What is Portfolio Turnover Ratio in Mutual Fund?
The Portfolio Turnover Ratio reflects the percentage of portfolio holdings that were changed/bought/sold/turned over in a year. If a fund has a portfolio turnover ratio of 25%, that would mean that 25% of its securities were sold/bought in the previous year. Thus, a higher portfolio turnover ratio implies that the fund manager is changing the holdings at a higher rate and vice versa.
For example, if your mutual fund scheme buys securities worth Rs 1000 Cr, and sells securities worth Rs 800 Cr in a year; then, provided that its average AUM was Rs 1200 Cr,
Portfolio Turnover Ratio= 800 Cr/1200 Cr %=
66.667%
The above example is for illustration purposes only.
Know more about the portfolio turnover ratio-
- An actively/aggressively managed mutual fund scheme, in all likelihood, will have a higher portfolio turnover ratio than a passively managed fund.

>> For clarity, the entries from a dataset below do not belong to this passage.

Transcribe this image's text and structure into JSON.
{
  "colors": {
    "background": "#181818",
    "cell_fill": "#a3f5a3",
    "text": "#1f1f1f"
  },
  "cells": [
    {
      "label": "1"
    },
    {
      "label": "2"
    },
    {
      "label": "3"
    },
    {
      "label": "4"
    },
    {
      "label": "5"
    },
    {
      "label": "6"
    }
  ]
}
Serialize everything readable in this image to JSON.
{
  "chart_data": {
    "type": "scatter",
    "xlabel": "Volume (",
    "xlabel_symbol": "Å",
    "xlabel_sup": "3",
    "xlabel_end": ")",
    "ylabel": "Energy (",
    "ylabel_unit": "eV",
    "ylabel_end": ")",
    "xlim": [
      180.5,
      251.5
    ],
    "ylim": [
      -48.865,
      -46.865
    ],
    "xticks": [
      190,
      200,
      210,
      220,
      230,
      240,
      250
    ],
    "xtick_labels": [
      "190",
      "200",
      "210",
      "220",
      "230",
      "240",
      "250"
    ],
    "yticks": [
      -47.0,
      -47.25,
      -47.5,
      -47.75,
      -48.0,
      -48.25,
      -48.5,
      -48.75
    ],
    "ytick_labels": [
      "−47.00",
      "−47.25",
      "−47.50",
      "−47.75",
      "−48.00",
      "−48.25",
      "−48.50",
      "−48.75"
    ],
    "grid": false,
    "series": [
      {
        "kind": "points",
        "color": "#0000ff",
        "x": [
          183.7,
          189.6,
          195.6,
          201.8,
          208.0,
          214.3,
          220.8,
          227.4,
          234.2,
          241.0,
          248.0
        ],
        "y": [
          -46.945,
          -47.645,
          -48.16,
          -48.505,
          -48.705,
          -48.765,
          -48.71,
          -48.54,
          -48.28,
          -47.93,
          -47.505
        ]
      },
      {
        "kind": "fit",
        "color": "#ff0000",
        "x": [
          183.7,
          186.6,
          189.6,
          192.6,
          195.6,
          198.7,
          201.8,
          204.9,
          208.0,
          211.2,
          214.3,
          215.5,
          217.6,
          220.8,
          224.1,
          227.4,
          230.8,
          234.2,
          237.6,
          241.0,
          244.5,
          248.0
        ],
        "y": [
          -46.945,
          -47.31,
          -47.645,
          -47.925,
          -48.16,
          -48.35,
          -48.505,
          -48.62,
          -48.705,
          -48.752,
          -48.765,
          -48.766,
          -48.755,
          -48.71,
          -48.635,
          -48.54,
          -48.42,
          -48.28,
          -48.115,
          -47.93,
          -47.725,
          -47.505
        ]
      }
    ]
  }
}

- A portfolio turnover ratio of 100% does not necessarily mean that all the securities in the fund have been bought/sold; rather, it only represents the % of holdings that have changed in any given year.
- A higher portfolio turnover ratio will imply more trading costs borne by the fund, thereby increasing the expense ratio and affecting the returns.
- The portfolio turnover ratio, ideally, should be used to compare any two funds in the same peer category and along with the other mutual fund analytics tools.
- A lower portfolio turnover ratio often is akin to the buy and hold strategy.
High Vs Low
How does the portfolio turnover ratio affect your investment decision?
It must not be assumed that a scheme with a higher portfolio turnover ratio is to be always avoided. Firstly, you may want to look at the risk-return reward as a result of the high portfolio turnover ratio. If it results in a relatively higher risk-adjusted return, then you may want to invest in that scheme. Secondly, the portfolio turnover ratio needs to be seen and compared in tandem with other tools used to measure a
mutual fund scheme performance, which is the measure of the return-producing ability of a fund per unit of the risk taken.
Consider an example-
Hypothetically, consider that fund A has a portfolio turnover ratio of 120% and a Sharpe ratio of 0.65 when the category Sharpe ratio average stands at 0.78.
A higher portfolio turnover ratio means that the securities are being turned over often, but the return generated per unit of risk by the fund is still lower than the category average. Thus, even after paying a high expense ratio for this scheme, it may not be tapping into the full return potential of the category. Hence, it may be advisable to reconsider your decision of investing in this fund. Having said that, if the scheme’s Sharpe ratio had been 1.05, that would imply that the return produced per unit of risk taken is relatively much higher and thus the higher expense ratio that you are paying may just be worth it.
In conclusion, there can be many factors like macroeconomic conditions, Government regulations, volatility in the market etc. that may result in a fund manager’s decision of higher turning of securities. Therefore, it may not be ideal to be judging a fund on the basis of its portfolio turnover ratio alone; rather, it can be used as one of the tools to shortlist the mutual fund schemes you wish to invest in.